On Thursday, a US state department spokeswoman said that the demands have to be “reasonable and actionable.”
The crisis hit Qatar on June 5 when Saudi Arabia, the United Arab Emirates, Bahrain and Egypt cut diplomatic and trade ties and accused it of supporting terrorist groups such as the Islamic State and Al-Qaeda. Qatar has denied the allegations.
- Qatar must reduce diplomatic representation with Iran.
- Qatar must immoderately shut down the Turkish military base that is being established, and halt any military co-operation with Turkey in Qatar.
- Qatar must announce severance of ties with terrorist, ideological and sectarian orgs, including the Muslim Brotherhood, Islamic State, Al Qaeda and Hizbollah; and designate them as terrorists.

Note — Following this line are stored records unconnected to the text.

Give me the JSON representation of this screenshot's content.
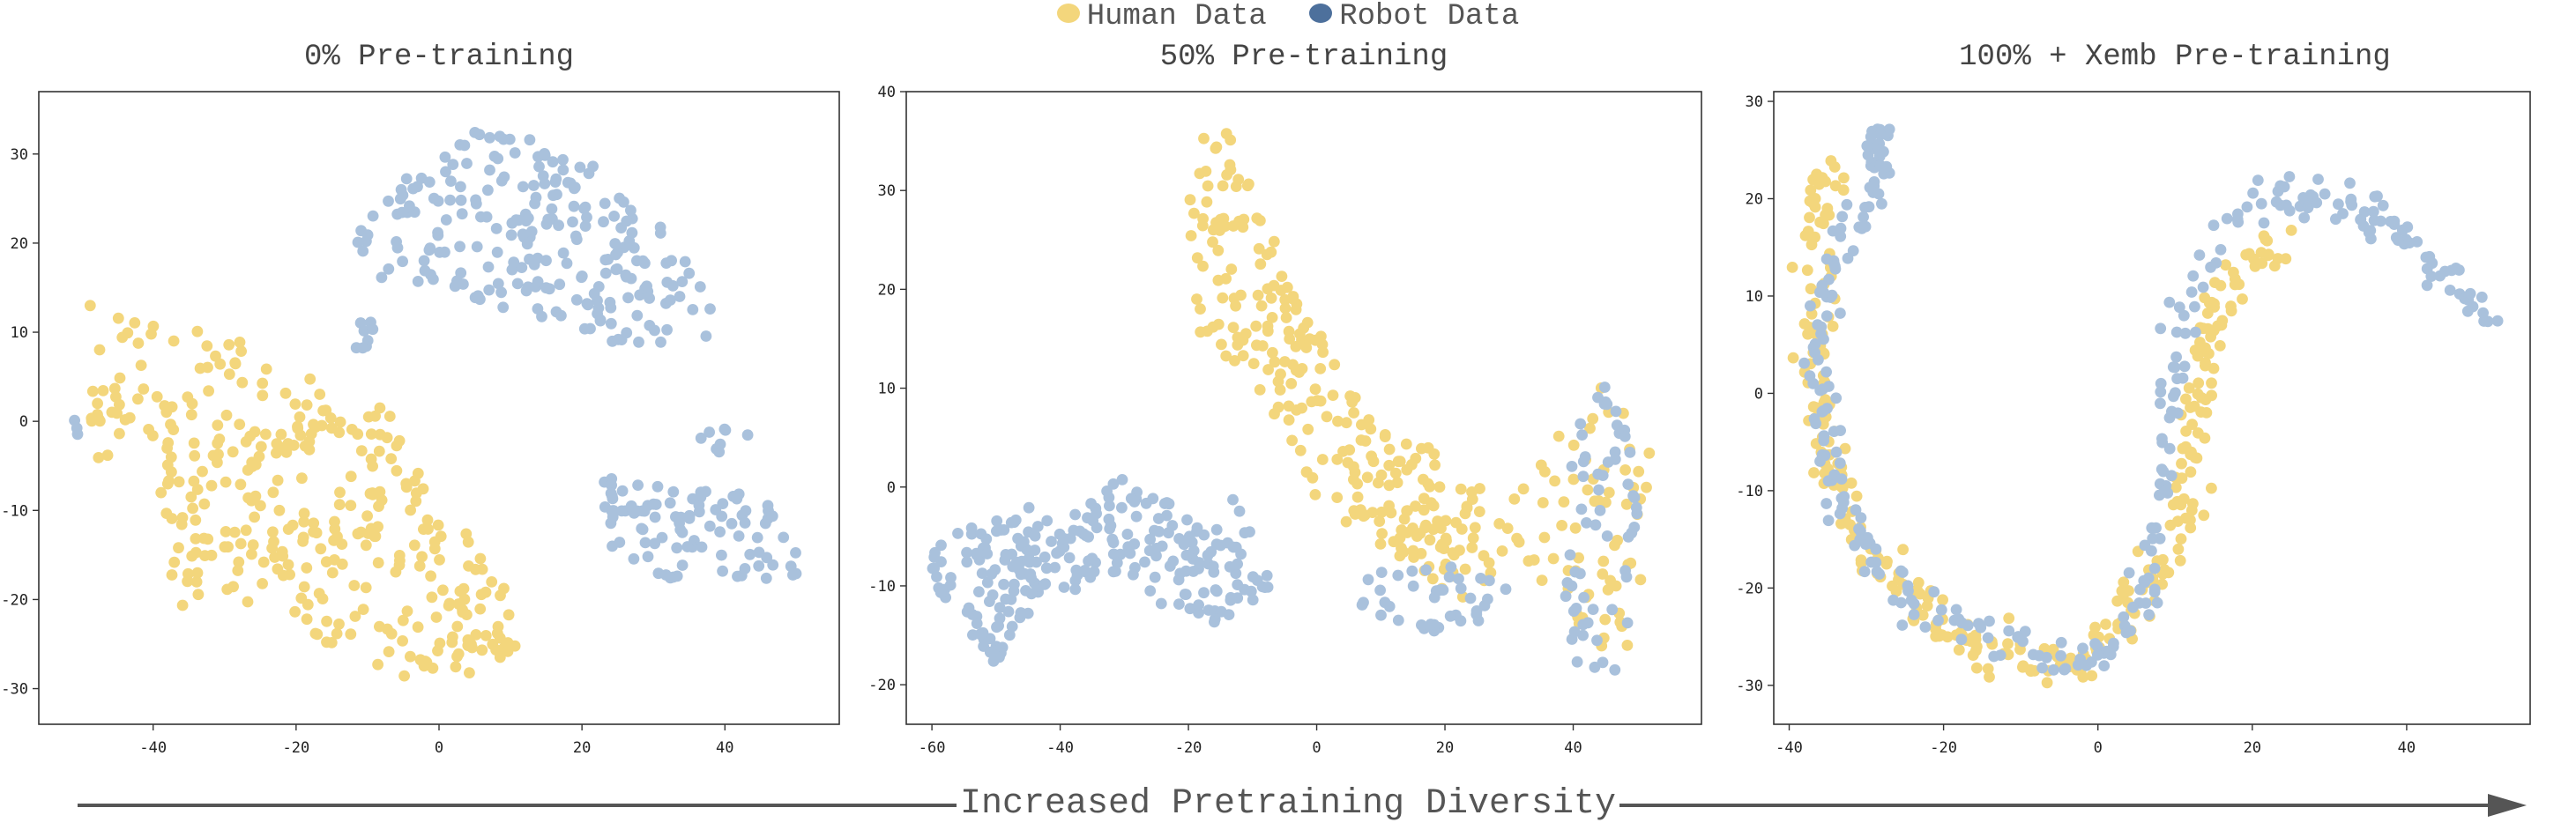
{
  "legend": {
    "items": [
      {
        "label": "Human Data",
        "color": "#f3d67c"
      },
      {
        "label": "Robot Data",
        "color": "#4d709c"
      }
    ]
  },
  "marker_colors": {
    "human": "#f3d67c",
    "robot": "#a9c1dc"
  },
  "arrow": {
    "label": "Increased Pretraining Diversity",
    "color": "#555555"
  },
  "chart_data": [
    {
      "type": "scatter",
      "title": "0% Pre-training",
      "xlabel": "",
      "ylabel": "",
      "xlim": [
        -56,
        56
      ],
      "ylim": [
        -34,
        37
      ],
      "xticks": [
        -40,
        -20,
        0,
        20,
        40
      ],
      "yticks": [
        -30,
        -20,
        -10,
        0,
        10,
        20,
        30
      ],
      "grid": false,
      "series": [
        {
          "name": "Human Data",
          "clusters": [
            {
              "kind": "poly",
              "pts": [
                [
                  -50,
                  14
                ],
                [
                  -42,
                  12
                ],
                [
                  -30,
                  10
                ],
                [
                  -14,
                  4
                ],
                [
                  -6,
                  1
                ],
                [
                  0,
                  -8
                ],
                [
                  6,
                  -12
                ],
                [
                  12,
                  -24
                ],
                [
                  8,
                  -28
                ],
                [
                  -4,
                  -29
                ],
                [
                  -14,
                  -26
                ],
                [
                  -24,
                  -20
                ],
                [
                  -34,
                  -22
                ],
                [
                  -37,
                  -20
                ],
                [
                  -40,
                  -8
                ],
                [
                  -48,
                  -4
                ],
                [
                  -50,
                  4
                ]
              ],
              "n": 340,
              "seed": 11
            },
            {
              "kind": "blob",
              "c": [
                8,
                -25
              ],
              "r": [
                5,
                2
              ],
              "n": 10,
              "seed": 12
            }
          ]
        },
        {
          "name": "Robot Data",
          "clusters": [
            {
              "kind": "poly",
              "pts": [
                [
                  -10,
                  24
                ],
                [
                  -4,
                  28
                ],
                [
                  2,
                  33
                ],
                [
                  12,
                  32
                ],
                [
                  22,
                  29
                ],
                [
                  32,
                  22
                ],
                [
                  38,
                  16
                ],
                [
                  38,
                  10
                ],
                [
                  34,
                  6
                ],
                [
                  28,
                  6
                ],
                [
                  22,
                  10
                ],
                [
                  12,
                  12
                ],
                [
                  2,
                  14
                ],
                [
                  -8,
                  16
                ],
                [
                  -12,
                  20
                ]
              ],
              "n": 230,
              "seed": 21
            },
            {
              "kind": "blob",
              "c": [
                -11,
                10
              ],
              "r": [
                2,
                2
              ],
              "n": 8,
              "seed": 22
            },
            {
              "kind": "poly",
              "pts": [
                [
                  22,
                  -6
                ],
                [
                  30,
                  -6
                ],
                [
                  38,
                  -8
                ],
                [
                  44,
                  -8
                ],
                [
                  50,
                  -12
                ],
                [
                  50,
                  -18
                ],
                [
                  42,
                  -18
                ],
                [
                  32,
                  -18
                ],
                [
                  24,
                  -14
                ]
              ],
              "n": 95,
              "seed": 23
            },
            {
              "kind": "blob",
              "c": [
                40,
                -2
              ],
              "r": [
                4,
                1.5
              ],
              "n": 8,
              "seed": 24
            },
            {
              "kind": "blob",
              "c": [
                -51,
                -1
              ],
              "r": [
                0.6,
                1.5
              ],
              "n": 3,
              "seed": 25
            }
          ]
        }
      ]
    },
    {
      "type": "scatter",
      "title": "50% Pre-training",
      "xlabel": "",
      "ylabel": "",
      "xlim": [
        -64,
        60
      ],
      "ylim": [
        -24,
        40
      ],
      "xticks": [
        -60,
        -40,
        -20,
        0,
        20,
        40
      ],
      "yticks": [
        -20,
        -10,
        0,
        10,
        20,
        30,
        40
      ],
      "grid": false,
      "series": [
        {
          "name": "Human Data",
          "clusters": [
            {
              "kind": "poly",
              "pts": [
                [
                  -20,
                  36
                ],
                [
                  -14,
                  36
                ],
                [
                  -8,
                  28
                ],
                [
                  -4,
                  20
                ],
                [
                  4,
                  12
                ],
                [
                  10,
                  6
                ],
                [
                  18,
                  4
                ],
                [
                  26,
                  0
                ],
                [
                  30,
                  -8
                ],
                [
                  22,
                  -12
                ],
                [
                  14,
                  -8
                ],
                [
                  6,
                  -4
                ],
                [
                  0,
                  -2
                ],
                [
                  -6,
                  6
                ],
                [
                  -12,
                  12
                ],
                [
                  -18,
                  14
                ],
                [
                  -20,
                  26
                ]
              ],
              "n": 260,
              "seed": 31
            },
            {
              "kind": "poly",
              "pts": [
                [
                  28,
                  -4
                ],
                [
                  36,
                  4
                ],
                [
                  40,
                  10
                ],
                [
                  44,
                  12
                ],
                [
                  52,
                  4
                ],
                [
                  52,
                  -14
                ],
                [
                  46,
                  -18
                ],
                [
                  38,
                  -12
                ],
                [
                  30,
                  -10
                ]
              ],
              "n": 70,
              "seed": 32
            }
          ]
        },
        {
          "name": "Robot Data",
          "clusters": [
            {
              "kind": "poly",
              "pts": [
                [
                  -62,
                  -6
                ],
                [
                  -54,
                  -4
                ],
                [
                  -46,
                  -2
                ],
                [
                  -36,
                  -2
                ],
                [
                  -30,
                  2
                ],
                [
                  -20,
                  -2
                ],
                [
                  -12,
                  -6
                ],
                [
                  -6,
                  -10
                ],
                [
                  -16,
                  -14
                ],
                [
                  -24,
                  -12
                ],
                [
                  -34,
                  -10
                ],
                [
                  -44,
                  -12
                ],
                [
                  -50,
                  -18
                ],
                [
                  -58,
                  -12
                ]
              ],
              "n": 250,
              "seed": 41
            },
            {
              "kind": "poly",
              "pts": [
                [
                  4,
                  -10
                ],
                [
                  12,
                  -8
                ],
                [
                  22,
                  -8
                ],
                [
                  30,
                  -10
                ],
                [
                  24,
                  -16
                ],
                [
                  14,
                  -14
                ],
                [
                  6,
                  -12
                ]
              ],
              "n": 40,
              "seed": 42
            },
            {
              "kind": "poly",
              "pts": [
                [
                  40,
                  14
                ],
                [
                  48,
                  8
                ],
                [
                  52,
                  0
                ],
                [
                  50,
                  -12
                ],
                [
                  46,
                  -20
                ],
                [
                  40,
                  -18
                ],
                [
                  38,
                  -6
                ],
                [
                  40,
                  4
                ]
              ],
              "n": 60,
              "seed": 43
            },
            {
              "kind": "blob",
              "c": [
                -12,
                -4
              ],
              "r": [
                3,
                3
              ],
              "n": 6,
              "seed": 44
            }
          ]
        }
      ]
    },
    {
      "type": "scatter",
      "title": "100% + Xemb Pre-training",
      "xlabel": "",
      "ylabel": "",
      "xlim": [
        -42,
        56
      ],
      "ylim": [
        -34,
        31
      ],
      "xticks": [
        -40,
        -20,
        0,
        20,
        40
      ],
      "yticks": [
        -30,
        -20,
        -10,
        0,
        10,
        20,
        30
      ],
      "grid": false,
      "series": [
        {
          "name": "Human Data",
          "clusters": [
            {
              "kind": "path",
              "pts": [
                [
                  -35,
                  24
                ],
                [
                  -36,
                  16
                ],
                [
                  -37,
                  8
                ],
                [
                  -36,
                  0
                ],
                [
                  -35,
                  -8
                ],
                [
                  -32,
                  -14
                ],
                [
                  -26,
                  -20
                ],
                [
                  -20,
                  -24
                ],
                [
                  -14,
                  -26
                ],
                [
                  -8,
                  -28
                ],
                [
                  -2,
                  -28
                ],
                [
                  2,
                  -24
                ],
                [
                  6,
                  -20
                ],
                [
                  10,
                  -16
                ],
                [
                  12,
                  -8
                ],
                [
                  13,
                  0
                ],
                [
                  14,
                  6
                ],
                [
                  16,
                  10
                ],
                [
                  20,
                  14
                ],
                [
                  24,
                  16
                ]
              ],
              "n": 320,
              "spread": 2.4,
              "seed": 51
            }
          ]
        },
        {
          "name": "Robot Data",
          "clusters": [
            {
              "kind": "path",
              "pts": [
                [
                  -28,
                  27
                ],
                [
                  -30,
                  20
                ],
                [
                  -34,
                  14
                ],
                [
                  -36,
                  6
                ],
                [
                  -36,
                  -2
                ],
                [
                  -34,
                  -10
                ],
                [
                  -30,
                  -16
                ],
                [
                  -24,
                  -22
                ],
                [
                  -16,
                  -24
                ],
                [
                  -10,
                  -26
                ],
                [
                  -4,
                  -28
                ],
                [
                  2,
                  -26
                ],
                [
                  6,
                  -22
                ],
                [
                  8,
                  -10
                ],
                [
                  10,
                  4
                ],
                [
                  12,
                  10
                ],
                [
                  16,
                  16
                ],
                [
                  20,
                  20
                ],
                [
                  26,
                  20
                ],
                [
                  32,
                  20
                ],
                [
                  36,
                  18
                ],
                [
                  42,
                  14
                ],
                [
                  48,
                  10
                ],
                [
                  52,
                  6
                ]
              ],
              "n": 300,
              "spread": 2.0,
              "seed": 61
            },
            {
              "kind": "blob",
              "c": [
                -29,
                24
              ],
              "r": [
                2,
                3
              ],
              "n": 14,
              "seed": 62
            }
          ]
        }
      ]
    }
  ]
}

- Qatar must cease any funding activities to extremist and terrorist individuals, entities and organisations.
- Qatar must hand over all designated terrorists, wanted by the four countries; freeze their assets; stop hosting others in the future.
- Qatar must shut down Al Jazeera and all affiliated channels.
- Qatar must stop interference in other countries’ domestic + foreign affairs.
- Qatar must provide reparations to these countries for any opportunity costs incurred over the past few years because of Qatari policies.
- Qatar must get in sync with its Gulf and Arab neighbourhood on all levels.
- Qatar must provide all databases related to oppositionists that it provided support to and clarify what help was provided.
- Qatar must declare all media outlets backed by it directly or indirectly.
- These demands must be agreed within 10 days, otherwise they would be invalidated.
- The agreement will involve clear goals and a reporting mechanism – monthly reports in the first year, every three months and then annually for 10 years.
The blockade has had an immediate effect on Qatar, which has imported cows to maintain its milk supply and battled to keep its tight currency peg with the dollar.
Earlier this month shares in the country’s banks fell sharply after the UAE central bank told its lenders to stop dealing with 59 individuals with links to Qatar and carry out enhanced due diligence on their activities with six Qatari banks.
Qatari lenders receive a lot of funding from other Gulf states, about 60 billion riyals ($16.5 billion) according to a Reuters report, which could dry up if the crisis continues or worsens.
Meanwhile the Qatari riyal hit 3.67 to the dollar, its weakest level in 19 years. Qatar’s central bank has pegged the currency to 3.64 to the dollar so even small movements are likely to produce new lows.